On Killing by LtCol Dave Grossman, 2009, Excerpts
The impact of true physical
exhaustion is impossible to communicate to those who have not experienced it.
We were beginning week eight of the eight-week U.S. Army Ranger School, and my
peers and I had endured physical deprivation for seven weeks. I had not eaten
or slept for five days. We were handpicked officers and sergeants in the finest
possible condition upon the beginning of the course, by this time most of us
had lost well over twenty pounds of body tissue. Sunken cheeked and hollow
eyed, we were in a state of total starvation-enhanced exhaustion that caused
many of us to have repeated hallucinations, incredibly vivid dreams that we
would experience while wide-awake, usually about food. The mind teetered on the
brink of madness.
The point of such remarkable
exercises in self-flagellations is to introduce the combat leader to an intense
degree of stress and thereby inoculate him against psychological trauma. While
soldiers may become exhausted and enter into a dazed condition in which all
sharpness is lost, they can still function like cells in a military organism,
doing what is expected of them because it has become automatic.

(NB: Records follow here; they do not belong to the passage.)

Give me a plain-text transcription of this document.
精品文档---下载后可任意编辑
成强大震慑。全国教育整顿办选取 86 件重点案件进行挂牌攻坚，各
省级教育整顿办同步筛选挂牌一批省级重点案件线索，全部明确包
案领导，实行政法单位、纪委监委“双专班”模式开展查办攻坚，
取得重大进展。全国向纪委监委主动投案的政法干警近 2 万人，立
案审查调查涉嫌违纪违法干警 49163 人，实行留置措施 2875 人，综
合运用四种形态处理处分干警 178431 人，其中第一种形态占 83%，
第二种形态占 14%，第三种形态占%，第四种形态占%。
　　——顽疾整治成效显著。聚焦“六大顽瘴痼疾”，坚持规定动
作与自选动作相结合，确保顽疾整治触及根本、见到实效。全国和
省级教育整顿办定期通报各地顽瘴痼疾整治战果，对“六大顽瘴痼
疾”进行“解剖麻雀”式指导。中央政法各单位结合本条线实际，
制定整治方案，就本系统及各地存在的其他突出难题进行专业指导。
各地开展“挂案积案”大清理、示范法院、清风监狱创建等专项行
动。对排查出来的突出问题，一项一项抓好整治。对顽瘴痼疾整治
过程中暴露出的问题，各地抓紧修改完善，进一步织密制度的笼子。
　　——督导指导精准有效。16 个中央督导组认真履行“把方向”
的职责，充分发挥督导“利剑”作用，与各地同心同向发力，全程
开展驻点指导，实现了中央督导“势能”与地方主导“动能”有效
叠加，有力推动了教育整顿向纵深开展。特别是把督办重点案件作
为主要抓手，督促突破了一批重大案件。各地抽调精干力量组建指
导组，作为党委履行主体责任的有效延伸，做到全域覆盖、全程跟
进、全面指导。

Exhaustion, memory defects, apathy,
hopelessness, and all the rest of these are precise descriptions of clinical
depression. “Fortitude” rather than “courage” is the proper word to describe
what is occurring. The opposite of courage is cowardice, but the opposite of
fortitude is exhaustion. When the soldier’s well is dry, his very soul is dry.

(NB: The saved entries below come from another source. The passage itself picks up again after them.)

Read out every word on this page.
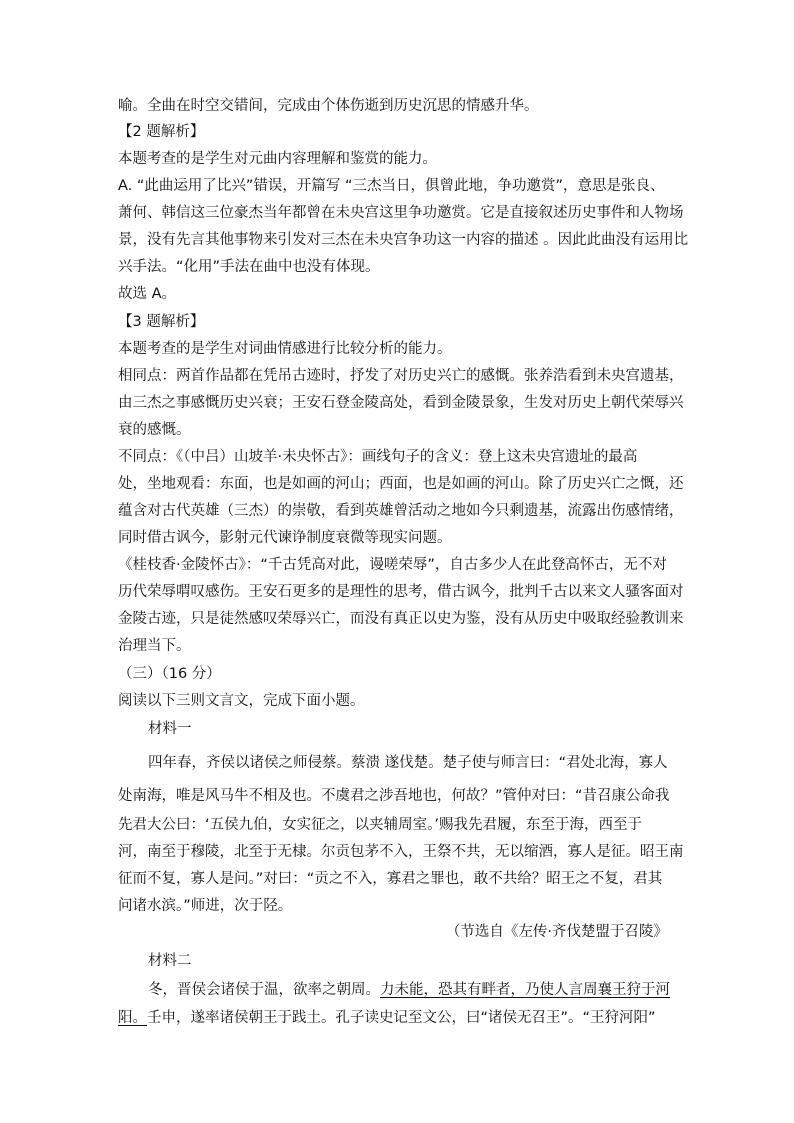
喻。全曲在时空交错间，完成由个体伤逝到历史沉思的情感升华。
【2 题解析】
本题考查的是学生对元曲内容理解和鉴赏的能力。
A. “此曲运用了比兴”错误，开篇写 “三杰当日，俱曾此地，争功邀赏”，意思是张良、
萧何、韩信这三位豪杰当年都曾在未央宫这里争功邀赏。它是直接叙述历史事件和人物场
景，没有先言其他事物来引发对三杰在未央宫争功这一内容的描述 。因此此曲没有运用比
兴手法。“化用”手法在曲中也没有体现。
故选 A。
【3 题解析】
本题考查的是学生对词曲情感进行比较分析的能力。
相同点：两首作品都在凭吊古迹时，抒发了对历史兴亡的感慨。张养浩看到未央宫遗基，
由三杰之事感慨历史兴衰；王安石登金陵高处，看到金陵景象，生发对历史上朝代荣辱兴
衰的感慨。
不同点：《（中吕）山坡羊·未央怀古》：画线句子的含义：登上这未央宫遗址的最高
处，坐地观看：东面，也是如画的河山；西面，也是如画的河山。除了历史兴亡之慨，还
蕴含对古代英雄（三杰）的崇敬，看到英雄曾活动之地如今只剩遗基，流露出伤感情绪，
同时借古讽今，影射元代谏诤制度衰微等现实问题。
《桂枝香·金陵怀古》：“千古凭高对此，谩嗟荣辱”，自古多少人在此登高怀古，无不对
历代荣辱喟叹感伤。王安石更多的是理性的思考，借古讽今，批判千古以来文人骚客面对
金陵古迹，只是徒然感叹荣辱兴亡，而没有真正以史为鉴，没有从历史中吸取经验教训来
治理当下。
（三）（16 分）
阅读以下三则文言文，完成下面小题。
材料一
四年春，齐侯以诸侯之师侵蔡。蔡溃 遂伐楚。楚子使与师言曰：“君处北海，寡人
处南海，唯是风马牛不相及也。不虞君之涉吾地也，何故？”管仲对曰：“昔召康公命我
先君大公曰：‘五侯九伯，女实征之，以夹辅周室。’赐我先君履，东至于海，西至于
河，南至于穆陵，北至于无棣。尔贡包茅不入，王祭不共，无以缩酒，寡人是征。昭王南
征而不复，寡人是问。”对曰：“贡之不入，寡君之罪也，敢不共给？昭王之不复，君其
问诸水滨。”师进，次于陉。
（节选自《左传·齐伐楚盟于召陵》
材料二
冬，晋侯会诸侯于温，欲率之朝周。力未能，恐其有畔者，乃使人言周襄王狩于河
阳。壬申，遂率诸侯朝王于践土。孔子读史记至文公，曰“诸侯无召王”。“王狩河阳”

Depletion of fortitude can be seen in entire units as well as individuals. The
fortitude of a unit is no more than the aggregate of the fortitude of its
members. And when the individuals are drained to a husk, the whole is nothing
more than an aggregate of exhausted men. A great military leader has an ability
to draw from the tremendous depths of fortitude within his own well, and in
doing so he is fortifying his own men by permitting them to draw from his well.